Хокан Нессер - Карамболь
— Отлично, — сказал Рейнхарт. — В такое время года там, вероятно, хорошая погодка. Есть добровольцы?
— … правда, он намекнул на то, что их жилец, возможно, находится значительно ближе, — уточнил Юнг. — В кустах, в любом случае, лежал не Кодовски.
— Что ты имеешь в виду? — спросил Роот. — Выражайся яснее.
— Тюрьму, — ответил Юнг. — По мнению консьержа, Кодовски далеко не святой, и вполне возможно, что истории про нефть нужны только для отвода глаз, а на самом деле он где-то сидит.

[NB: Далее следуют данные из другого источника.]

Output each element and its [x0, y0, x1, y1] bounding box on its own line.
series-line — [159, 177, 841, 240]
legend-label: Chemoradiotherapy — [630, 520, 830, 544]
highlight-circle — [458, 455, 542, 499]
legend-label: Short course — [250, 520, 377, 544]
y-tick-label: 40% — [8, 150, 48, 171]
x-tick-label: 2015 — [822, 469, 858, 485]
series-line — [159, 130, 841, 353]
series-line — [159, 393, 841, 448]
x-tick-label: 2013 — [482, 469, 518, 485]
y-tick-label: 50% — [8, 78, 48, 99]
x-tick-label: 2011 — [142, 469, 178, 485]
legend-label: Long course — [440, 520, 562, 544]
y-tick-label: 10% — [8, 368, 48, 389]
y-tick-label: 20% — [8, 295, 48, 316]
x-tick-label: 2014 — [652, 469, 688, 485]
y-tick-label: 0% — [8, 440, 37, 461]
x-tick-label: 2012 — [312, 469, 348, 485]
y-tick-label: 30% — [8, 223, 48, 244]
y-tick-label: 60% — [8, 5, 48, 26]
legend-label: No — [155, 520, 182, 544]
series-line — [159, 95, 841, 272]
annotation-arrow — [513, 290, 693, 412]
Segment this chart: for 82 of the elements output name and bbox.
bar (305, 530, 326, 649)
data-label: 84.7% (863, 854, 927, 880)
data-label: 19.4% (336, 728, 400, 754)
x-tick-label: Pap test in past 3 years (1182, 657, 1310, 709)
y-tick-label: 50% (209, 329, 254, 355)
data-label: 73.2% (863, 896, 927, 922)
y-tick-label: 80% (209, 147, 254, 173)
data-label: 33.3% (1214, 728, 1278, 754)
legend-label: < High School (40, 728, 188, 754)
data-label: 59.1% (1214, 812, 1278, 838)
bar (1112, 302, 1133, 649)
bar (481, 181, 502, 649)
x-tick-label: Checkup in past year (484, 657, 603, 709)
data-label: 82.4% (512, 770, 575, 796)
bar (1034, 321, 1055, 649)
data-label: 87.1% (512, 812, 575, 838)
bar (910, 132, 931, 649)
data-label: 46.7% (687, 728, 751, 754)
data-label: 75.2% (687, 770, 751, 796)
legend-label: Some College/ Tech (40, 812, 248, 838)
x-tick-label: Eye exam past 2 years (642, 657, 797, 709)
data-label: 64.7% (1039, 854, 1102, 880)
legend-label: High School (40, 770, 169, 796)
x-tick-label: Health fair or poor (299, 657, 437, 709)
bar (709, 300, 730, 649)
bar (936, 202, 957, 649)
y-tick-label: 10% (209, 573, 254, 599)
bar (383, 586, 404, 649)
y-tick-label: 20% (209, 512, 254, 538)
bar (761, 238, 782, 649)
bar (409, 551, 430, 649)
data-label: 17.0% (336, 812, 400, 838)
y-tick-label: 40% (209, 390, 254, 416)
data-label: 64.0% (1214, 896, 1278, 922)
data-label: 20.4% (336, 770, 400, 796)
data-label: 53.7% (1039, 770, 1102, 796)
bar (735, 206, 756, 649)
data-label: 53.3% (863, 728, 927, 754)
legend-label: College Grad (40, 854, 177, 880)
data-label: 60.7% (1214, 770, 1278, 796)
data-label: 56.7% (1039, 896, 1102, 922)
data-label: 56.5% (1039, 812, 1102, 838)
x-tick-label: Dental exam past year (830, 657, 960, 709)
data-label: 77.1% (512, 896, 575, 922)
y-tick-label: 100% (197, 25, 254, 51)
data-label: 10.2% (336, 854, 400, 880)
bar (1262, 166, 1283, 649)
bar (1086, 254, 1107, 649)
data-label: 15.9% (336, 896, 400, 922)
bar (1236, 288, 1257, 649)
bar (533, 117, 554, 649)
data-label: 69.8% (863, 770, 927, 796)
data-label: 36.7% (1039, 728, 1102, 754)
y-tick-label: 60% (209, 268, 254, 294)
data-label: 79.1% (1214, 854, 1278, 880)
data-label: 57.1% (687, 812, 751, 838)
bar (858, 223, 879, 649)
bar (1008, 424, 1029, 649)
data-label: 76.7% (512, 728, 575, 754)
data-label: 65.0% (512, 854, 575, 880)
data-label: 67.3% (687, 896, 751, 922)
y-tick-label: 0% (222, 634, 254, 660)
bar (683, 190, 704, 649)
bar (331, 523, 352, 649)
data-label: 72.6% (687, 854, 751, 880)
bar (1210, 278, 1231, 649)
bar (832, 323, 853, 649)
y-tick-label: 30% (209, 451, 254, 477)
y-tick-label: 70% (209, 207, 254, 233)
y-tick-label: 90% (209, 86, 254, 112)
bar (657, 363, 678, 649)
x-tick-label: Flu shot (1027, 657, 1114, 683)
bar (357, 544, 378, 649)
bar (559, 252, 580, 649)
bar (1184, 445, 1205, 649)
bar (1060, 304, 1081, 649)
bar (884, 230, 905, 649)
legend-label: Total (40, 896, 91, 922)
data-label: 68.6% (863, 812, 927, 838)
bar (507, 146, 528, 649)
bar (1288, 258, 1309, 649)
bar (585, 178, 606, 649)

Такое явно случалось и прежде.
— Хм… — произнес Рейхарт. — Уже лучше. Тебе придется проверить соответствующие учреждения… или, Краузе, займись-ка этим лучше ты. Правда, если этот Кодовски находится под арестом, то ему, пожалуй, трудно было поехать припарковаться в Диккене?
— Может, его выпустили на пару дней, — предположил Юнг. — К тому же он мог кому-нибудь одолжить машину… или ее могли угнать.
— Не исключено, — признал Рейнхарт, выпуская облако дыма. — Хотя если она старая, то риск угона невелик. Угонщики нынче привередливы. Нет, боюсь, что так мы особенно далеко не продвинемся. Или у кого-нибудь припасены еще идеи?
Больше идей не нашлось. Была суббота, часы показывали четверть шестого — для болтовни и рассуждений имелось более подходящее время.
— Тогда соберемся завтра утром на пару часов, — напомнил Рейнхарт. — К тому времени будут, по крайней мере, готовы отпечатки пальцев. Правда, похоже, что пригодных отпечатков ждать не стоит. Можно хотя бы надеяться узнать побольше от Меуссе и судмедэкспертов. Кстати…
Он снова достал фотографии из желтой папки и в течение нескольких секунд внимательно их рассматривал.
— … никому из вас он не кажется знакомым?
Юнг с Роотом посмотрели на снимки и покачали головами. Морено на секунду наморщила лоб, потом вздохнула и пожала плечами.
— Возможно, — сказала она. — Возможно, в нем и есть что-то знакомое, но я никак не соображу.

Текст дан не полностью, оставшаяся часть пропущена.